A former army medic and now general practitioner, who specialises in working with the homeless and alongside NHS drug and alcohol treatment teams, Dr Colman also has several decades experience of delving dungeons to his credit. He’s long believed in the mental health benefits of games.
‘Our model starts out from the principle that all games are potentially therapeutic,’ he explains. ‘If you look at it from an evolutionary point of view we've developed as playful animals. Look at other complex intelligent animals, whether it's dogs or wolves or other communal animals, they use play for training, to improve their brains and to manage social interactions.
‘Now humans, we’re incredibly communal and incredibly cooperative and we play throughout our lives. I've just walked my puppy and you can see how playful they are, but as they get older they lose that. Humans, we stay playful right until the end, and I think that's why games are therapeutic. We're hardwired to play them, they’re necessary for us to function as humans. Part of being human is to play, in the same way that we're hardwired to make art. I think we suffer when we don't do these things.’
Doctor Colman sees the benefits of games as far reaching when it comes to improving mental health from combating loneliness and reducing anxiety to cognitive improvement through problem solving and overcoming obstacles. When he began researching the subject he found that there were already lots of little projects being run by occupational therapists, psychologists and educators spread all across the UK, but with little to no coordination and no support. Game Therapy UK then was set up to help provide structure, funding and support for those working in this field and to help build a solid core of evidence as to the benefits of gaming.

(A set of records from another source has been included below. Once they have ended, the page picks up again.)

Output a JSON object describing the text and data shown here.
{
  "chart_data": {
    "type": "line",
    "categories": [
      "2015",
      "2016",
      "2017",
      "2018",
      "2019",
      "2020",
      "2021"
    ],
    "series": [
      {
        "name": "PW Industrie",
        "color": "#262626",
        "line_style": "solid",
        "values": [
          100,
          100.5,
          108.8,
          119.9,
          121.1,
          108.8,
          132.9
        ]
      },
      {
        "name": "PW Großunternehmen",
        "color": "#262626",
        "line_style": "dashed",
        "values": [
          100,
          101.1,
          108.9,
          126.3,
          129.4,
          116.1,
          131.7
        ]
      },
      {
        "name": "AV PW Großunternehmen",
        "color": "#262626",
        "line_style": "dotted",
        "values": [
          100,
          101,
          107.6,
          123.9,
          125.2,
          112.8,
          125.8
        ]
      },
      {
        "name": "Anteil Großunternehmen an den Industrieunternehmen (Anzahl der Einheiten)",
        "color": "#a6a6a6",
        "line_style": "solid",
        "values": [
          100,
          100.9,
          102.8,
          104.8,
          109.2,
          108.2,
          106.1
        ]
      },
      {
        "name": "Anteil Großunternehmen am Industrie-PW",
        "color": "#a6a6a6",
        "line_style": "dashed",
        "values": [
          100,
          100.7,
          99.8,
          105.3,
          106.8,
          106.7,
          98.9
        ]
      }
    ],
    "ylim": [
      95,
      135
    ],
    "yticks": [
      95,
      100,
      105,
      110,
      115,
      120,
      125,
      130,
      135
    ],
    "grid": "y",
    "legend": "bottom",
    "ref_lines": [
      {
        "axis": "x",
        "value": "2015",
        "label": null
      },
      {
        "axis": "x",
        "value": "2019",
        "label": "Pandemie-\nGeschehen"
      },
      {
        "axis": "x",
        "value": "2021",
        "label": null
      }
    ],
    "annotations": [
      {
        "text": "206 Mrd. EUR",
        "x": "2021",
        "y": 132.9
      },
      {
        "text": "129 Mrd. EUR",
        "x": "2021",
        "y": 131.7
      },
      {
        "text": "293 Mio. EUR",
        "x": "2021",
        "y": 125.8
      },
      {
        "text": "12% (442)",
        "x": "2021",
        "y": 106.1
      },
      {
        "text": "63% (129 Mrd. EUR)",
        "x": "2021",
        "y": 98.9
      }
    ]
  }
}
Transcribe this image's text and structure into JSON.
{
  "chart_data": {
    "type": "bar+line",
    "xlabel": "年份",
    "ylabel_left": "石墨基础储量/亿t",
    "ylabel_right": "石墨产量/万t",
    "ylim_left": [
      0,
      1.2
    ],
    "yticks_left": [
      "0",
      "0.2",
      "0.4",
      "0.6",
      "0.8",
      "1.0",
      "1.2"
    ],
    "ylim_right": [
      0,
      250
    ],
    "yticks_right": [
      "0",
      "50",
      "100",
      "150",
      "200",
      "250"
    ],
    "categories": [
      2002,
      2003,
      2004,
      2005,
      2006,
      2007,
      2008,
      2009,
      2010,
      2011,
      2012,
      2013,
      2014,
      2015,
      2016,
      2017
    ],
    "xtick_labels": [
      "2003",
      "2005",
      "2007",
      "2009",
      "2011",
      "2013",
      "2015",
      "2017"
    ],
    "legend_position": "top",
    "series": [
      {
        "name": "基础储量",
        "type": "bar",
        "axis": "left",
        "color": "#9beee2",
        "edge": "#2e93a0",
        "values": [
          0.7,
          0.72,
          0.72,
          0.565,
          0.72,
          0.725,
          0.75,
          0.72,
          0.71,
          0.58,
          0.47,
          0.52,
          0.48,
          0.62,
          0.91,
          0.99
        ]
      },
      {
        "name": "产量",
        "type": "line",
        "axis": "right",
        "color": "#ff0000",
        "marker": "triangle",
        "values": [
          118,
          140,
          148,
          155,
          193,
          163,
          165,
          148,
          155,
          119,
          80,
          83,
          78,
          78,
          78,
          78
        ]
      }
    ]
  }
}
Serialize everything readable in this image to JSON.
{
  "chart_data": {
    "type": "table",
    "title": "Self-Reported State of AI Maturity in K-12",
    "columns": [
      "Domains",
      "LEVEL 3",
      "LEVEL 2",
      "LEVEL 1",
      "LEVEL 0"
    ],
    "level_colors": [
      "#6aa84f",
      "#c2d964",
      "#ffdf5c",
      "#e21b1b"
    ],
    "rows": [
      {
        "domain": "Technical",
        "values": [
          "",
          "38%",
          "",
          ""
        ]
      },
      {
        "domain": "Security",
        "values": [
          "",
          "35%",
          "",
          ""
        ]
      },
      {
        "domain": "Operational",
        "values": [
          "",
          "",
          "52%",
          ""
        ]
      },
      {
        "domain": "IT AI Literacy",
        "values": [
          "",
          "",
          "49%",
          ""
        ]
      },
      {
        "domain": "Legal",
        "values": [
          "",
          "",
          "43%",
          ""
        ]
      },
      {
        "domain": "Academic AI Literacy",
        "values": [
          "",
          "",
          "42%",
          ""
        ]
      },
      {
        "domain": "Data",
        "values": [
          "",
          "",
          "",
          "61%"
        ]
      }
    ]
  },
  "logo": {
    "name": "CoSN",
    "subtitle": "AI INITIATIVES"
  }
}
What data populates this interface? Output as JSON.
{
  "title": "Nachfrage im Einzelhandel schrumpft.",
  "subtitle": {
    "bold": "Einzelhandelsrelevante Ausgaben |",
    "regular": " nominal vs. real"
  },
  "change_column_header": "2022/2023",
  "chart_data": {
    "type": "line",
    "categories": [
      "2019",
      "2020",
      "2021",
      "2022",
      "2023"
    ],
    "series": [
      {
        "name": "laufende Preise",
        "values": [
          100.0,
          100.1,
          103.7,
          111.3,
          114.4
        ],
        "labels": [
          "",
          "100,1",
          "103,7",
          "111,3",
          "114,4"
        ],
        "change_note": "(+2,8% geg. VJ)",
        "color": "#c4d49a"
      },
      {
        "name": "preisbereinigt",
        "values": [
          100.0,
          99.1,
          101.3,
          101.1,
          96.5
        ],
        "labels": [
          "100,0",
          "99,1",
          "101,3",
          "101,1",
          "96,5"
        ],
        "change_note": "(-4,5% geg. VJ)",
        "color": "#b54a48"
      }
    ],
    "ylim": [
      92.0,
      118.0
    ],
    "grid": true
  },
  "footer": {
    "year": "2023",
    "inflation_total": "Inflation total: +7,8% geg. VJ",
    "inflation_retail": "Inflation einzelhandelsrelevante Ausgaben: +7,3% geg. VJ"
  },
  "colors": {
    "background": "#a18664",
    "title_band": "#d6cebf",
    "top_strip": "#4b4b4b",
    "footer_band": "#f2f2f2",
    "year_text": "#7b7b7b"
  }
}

‘We have three aims of charity,’ he explains. ‘One is to provide these projects for these different groups of people who may benefit from them. That's probably our main aim. Then the projects that we do, we want them to be evidence based. We want to be able to say “look this works” and be able to show the best practice that we found. So we have an academic faculty, we're working with several universities and researchers, and all of our projects are being fed into this and there will be a journal of therapeutic gaming, where people can publish peer reviewed, robust articles.
‘Then finally the third thing is education, training. So we’ll provide teaching. We'll provide high quality CPD level training, or even postgraduate training. That's that's the ambition.’
So far the organisation has been involved in projects in London helping people who have experienced homelessness, survivors of modern day slavery and military veterans, people who have often suffered multiple, complex traumas. Now with more funding secured Game Therpay UK are looking to expand their operations around the country and are in the process of setting up several new projects that are focused on the needs of young people.
‘So right now we're looking at projects for young people, autistic young people, young people with special educational needs,’ Doctor Colman says. ‘We think we've got some projects for young people experiencing homelessness, possibly one for young people who live in a care home setting and we’re also looking at some projects for young people with a gender identity issues. So those would be our project for this year.
It takes around a year to set up each project and make sure it’s being run in the best possible way but they are already looking ahead to the possibility of working with incarcerated adults and people with cognitive impairment and dealing with conditions like dementia.
‘There's a huge number of projects we’d like to run. It's really just limited by governance,’ he explains. ‘We can only provide governance to so many projects and set up so many projects at one time safely. So right now we're just limited by that.’
We’ve clearly come a long way from the dark days of the Satanic Panic, hopefully -thanks to the efforts of organisations such as Game Therapy UK- that progress will continue and more people will be able to benefit from an improved understanding of the therapeutic benefits of gaming.